The terms are simultaneously descriptive and critical. On the surface, they're aspirational: people use 白富美 as genuine praise. But the compression of a person's worth into three physical/financial attributes is inherently reductive — and most users know that. The terms are often deployed ironically: '对面来了个白富美,我赶紧把奶茶藏起来了' (A bai-fu-mei walked past, so I quickly hid my milk tea). The humor comes from the gap between the 'ideal' and ordinary life. 白富美 also carries cultural baggage around colorism — 白 (white/fair skin) as an explicit beauty criterion reflects deep-rooted aesthetic preferences in Chinese culture.

Where You'll Encounter This

Weibo (微博)Xiaohongshu (小红书)Douyin (抖音)WeChat (微信)

How People Actually Use It

Aspirational

Xiaohongshu comment under a fashion post

这穿搭也太白富美了吧,求链接!

"This outfit is SO bai-fu-mei — drop the links!"

Self-deprecating

WeChat Moments post after payday

离白富美还差一个白和一个富。

"I'm still missing the 'white' and the 'rich' from bai-fu-mei."

Ironic

Douyin comment under a luxury unboxing video

白富美的世界我不懂,我去吃泡面了。

"I don't understand the bai-fu-mei world.
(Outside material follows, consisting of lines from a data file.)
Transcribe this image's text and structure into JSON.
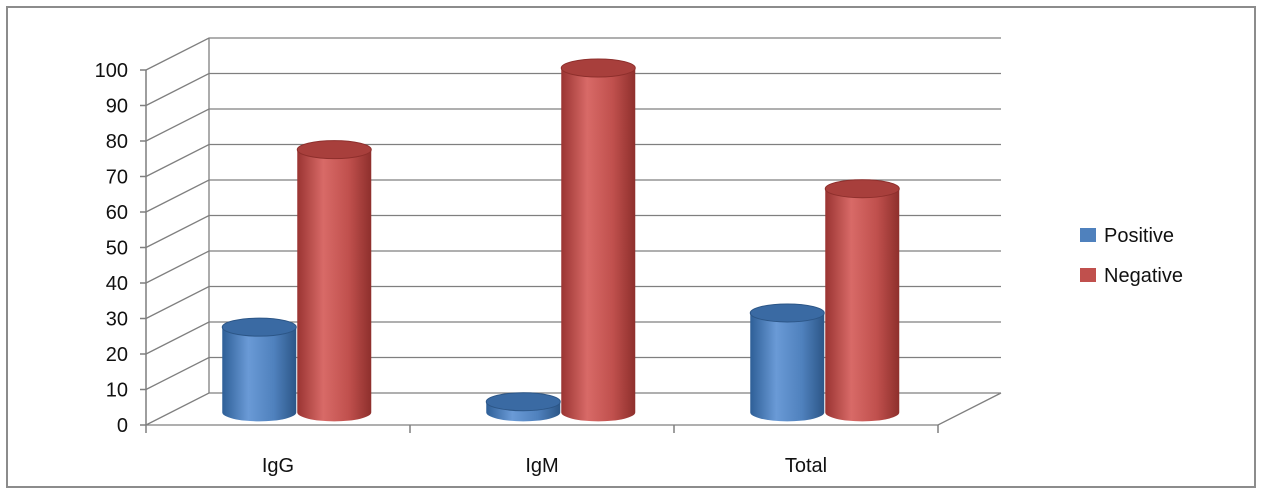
{
  "chart_data": {
    "type": "bar",
    "style": "3d-cylinder",
    "categories": [
      "IgG",
      "IgM",
      "Total"
    ],
    "series": [
      {
        "name": "Positive",
        "values": [
          24,
          3,
          28
        ],
        "color": "#4f81bd"
      },
      {
        "name": "Negative",
        "values": [
          74,
          97,
          63
        ],
        "color": "#c0504d"
      }
    ],
    "ylim": [
      0,
      100
    ],
    "yticks": [
      "0",
      "10",
      "20",
      "30",
      "40",
      "50",
      "60",
      "70",
      "80",
      "90",
      "100"
    ],
    "grid": true,
    "legend": "right",
    "title": "",
    "xlabel": "",
    "ylabel": ""
  }
}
I'm going to eat instant noodles."

Common Questions

What does 白富美 mean?

白富美 (bái fù měi) literally means 'white (fair-skinned), rich, beautiful.' In Chinese internet slang, it's a compressed label for the 'ideal woman' — a stereotype used both as genuine praise and as ironic commentary on Chinese beauty and wealth standards.

What is the male version of 白富美?

高富帅 (gāo fù shuài) — 'tall, rich, handsome.' It's the male counterpart and follows the same three-character compression. Together, 白富美 and 高富帅 represent the 'winners' of Chinese social dynamics.

Is 白富美 a compliment?

It depends on context. Fans and admirers use it as genuine praise. But it's often used ironically or as self-deprecating humor by comparison — 'I saw a 白富美 and hid my instant noodles.' The term also carries criticism of reducing a person's value to appearance and wealth.